«Dignidade sempre» era o lema dos “dade”, uma família de ímpar magnanimidade, que habitava na Rua da Seriedade de um conhecido dicionário. O apelido “dade” era garante de criação de substantivos abstratos, que, naquela família em particular, se davam a significações de qualidade positivas. Sempre que um dos “dade” saía do dicionário para descrever um humano, um seu discurso ou uma sua ação, a honorabilidade da situação era inquestionável.
Como é evidente, este halo de glória fora construído laboriosamente pela família, que associava de forma brilhante a sonoridade dos seus nomes, que rimavam, aos sentidos edificantes, que combinavam as suas essências.

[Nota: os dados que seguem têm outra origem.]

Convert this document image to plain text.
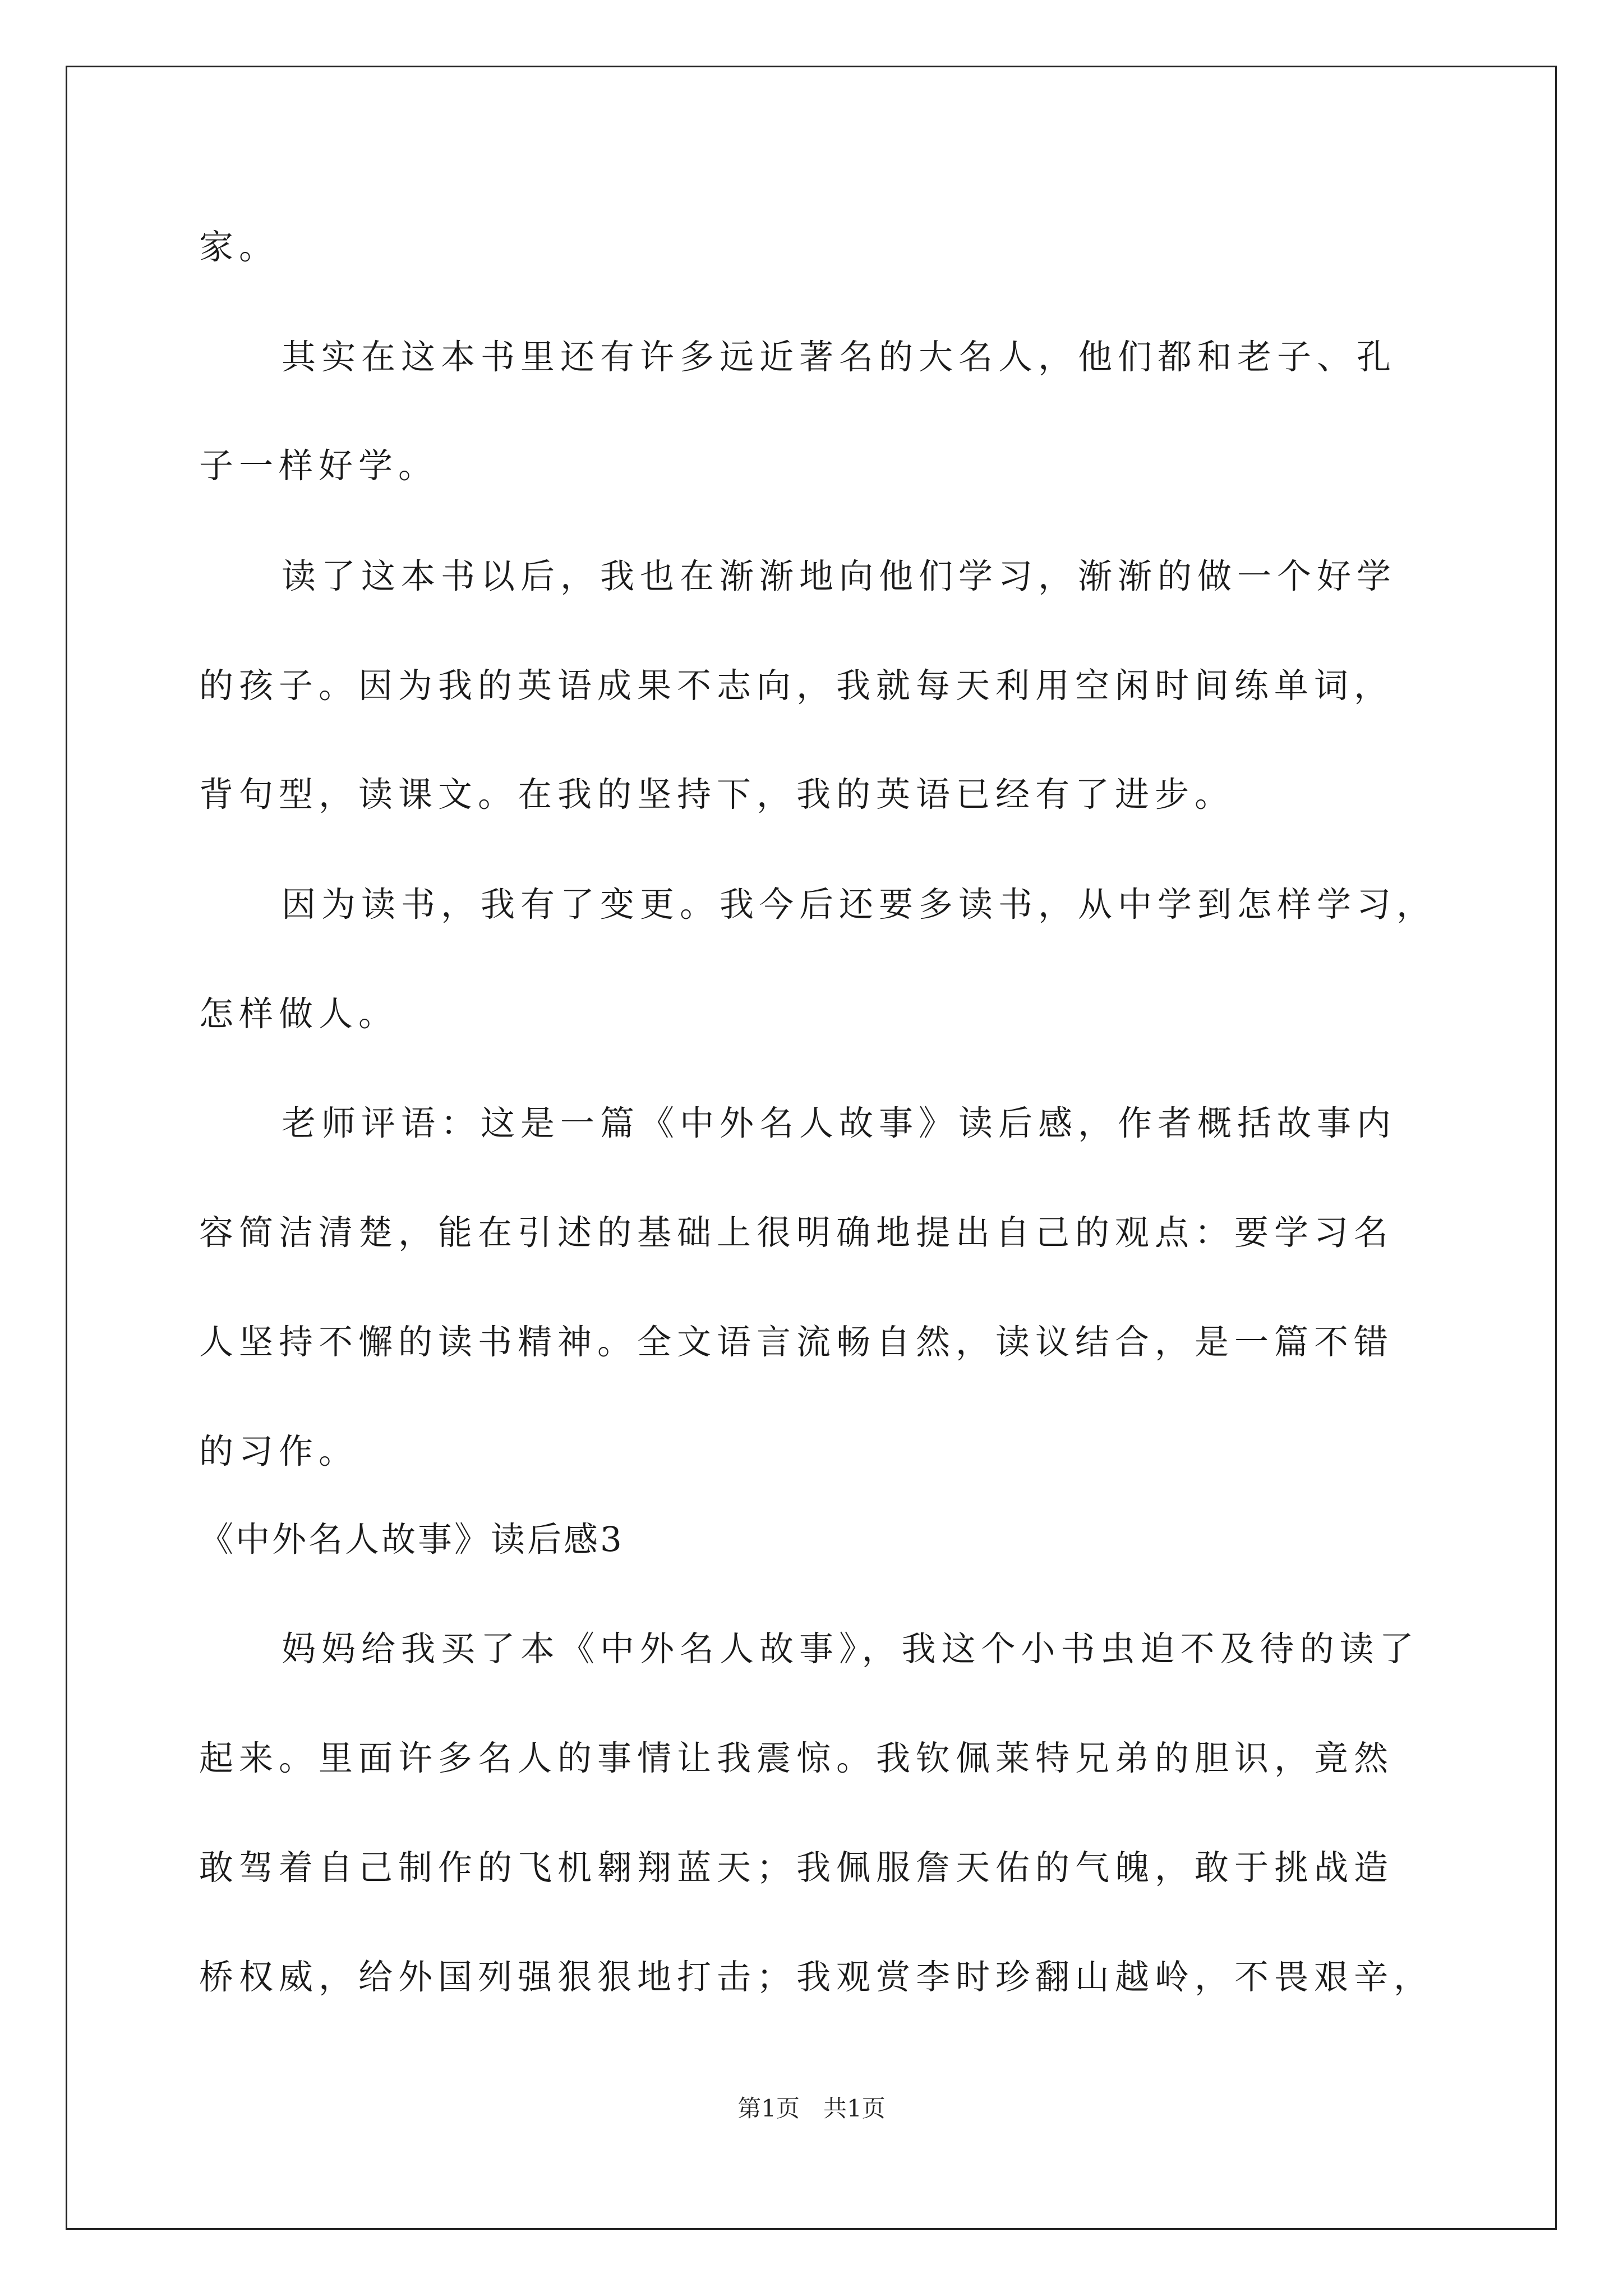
家。
其实在这本书里还有许多远近著名的大名人，他们都和老子、孔
子一样好学。
读了这本书以后，我也在渐渐地向他们学习，渐渐的做一个好学
的孩子。因为我的英语成果不志向，我就每天利用空闲时间练单词，
背句型，读课文。在我的坚持下，我的英语已经有了进步。
因为读书，我有了变更。我今后还要多读书，从中学到怎样学习，
怎样做人。
老师评语：这是一篇《中外名人故事》读后感，作者概括故事内
容简洁清楚，能在引述的基础上很明确地提出自己的观点：要学习名
人坚持不懈的读书精神。全文语言流畅自然，读议结合，是一篇不错
的习作。
《中外名人故事》读后感3
妈妈给我买了本《中外名人故事》，我这个小书虫迫不及待的读了
起来。里面许多名人的事情让我震惊。我钦佩莱特兄弟的胆识，竟然
敢驾着自己制作的飞机翱翔蓝天；我佩服詹天佑的气魄，敢于挑战造
桥权威，给外国列强狠狠地打击；我观赏李时珍翻山越岭，不畏艰辛，
第1页　共1页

O pai era a Integridade e tinha como missão legar a todos os seus descendentes o núcleo de significação familiar. A mãe, a Idoneidade, desde que uma nova palavra aparecia, logo se dedicava a ensinar-lhe a distinguir o bem do mal, ajudando-a a descobrir a sua aptidão. Devido a esta matriz familiar, todos os “dade” adotavam a honradez e a retidão como traços de significação permanentes. Ainda assim, cada membro dos “dade” fazia questão de desenvolver a sua singularidade. A Equidade, que gostava de se associar a situações na área do Direito, marcava a imparcialidade e a retidão da justiça. Também muito conhecida, a Lealdade era constantemente requisitada como atributo não só do foro sentimental como também das relações laborais. Já a Veracidade estava sempre pronta para se associar ao discurso ou à ação de alguém, marcando a importância da verdade. Não menos importante, a Humildade surgia sempre que alguém precisa de reconhecer as suas limitações ou mostrar respeito ou simplicidade.
Porém, nem todas as palavras que usavam o apelido “dade” no sufixo eram portadoras de significações de qualidade. Na Rua da Mediocridade, vivia uma outra família “dade” que se dedicava à vileza e à insignificância. Por lá, era possível encontrar a Vulgaridade, a Frivolidade, a Ociosidade, a Futilidade e até a Animalidade. Estas palavras tinham subvertido a herança de valores nobres dos “dade” sob uma capa de sentidos obscuros e viscosos. No entanto, não deixavam de ser muito apreciadas pelos humanos, cujas ações as convocavam com muita frequência.
Um dia, à família “dade”, a original, sempre tão perfeita e equilibrada, chegou a fatalidade. Nasceu um novo membro, que se apresentou como Lhaneza. Lhaneza?! O repúdio uniu os “dade”. Como era possível a família ter um membro sem o apelido “dade”? A mãe Idoneidade procurou explicar que o correto era considerar a significação, pois Lhaneza era sincera e verdadeira, como qualquer elemento dos “dade”. Mas ninguém quis ouvir as suas razões. A sonoridade dos “dade” estava comprometida pela baixeza de um sufixo “eza”! A Inaceitabilidade veio em defesa da causa e a Equidade, a Probidade, a Lealdade, a Benignidade, a Credibilidade, a Seriedade, a Integridade, a Dignidade e mesmo a Moralidade juntaram-se para expulsar a Lhaneza daquela família.
O mundo dos homens, que se diz em palavras, ressentiu-se, confundindo a aparência com a essência e deixando de saber qual a mais importante. Assim, nasceu o provérbio «Olha para o que eu digo, não olhes para o que eu faço» e os homens perderam a capacidade de se julgar e de julgar os outros. A máxima dos “dade” passou a ser “Sob uma capa de dignidade”.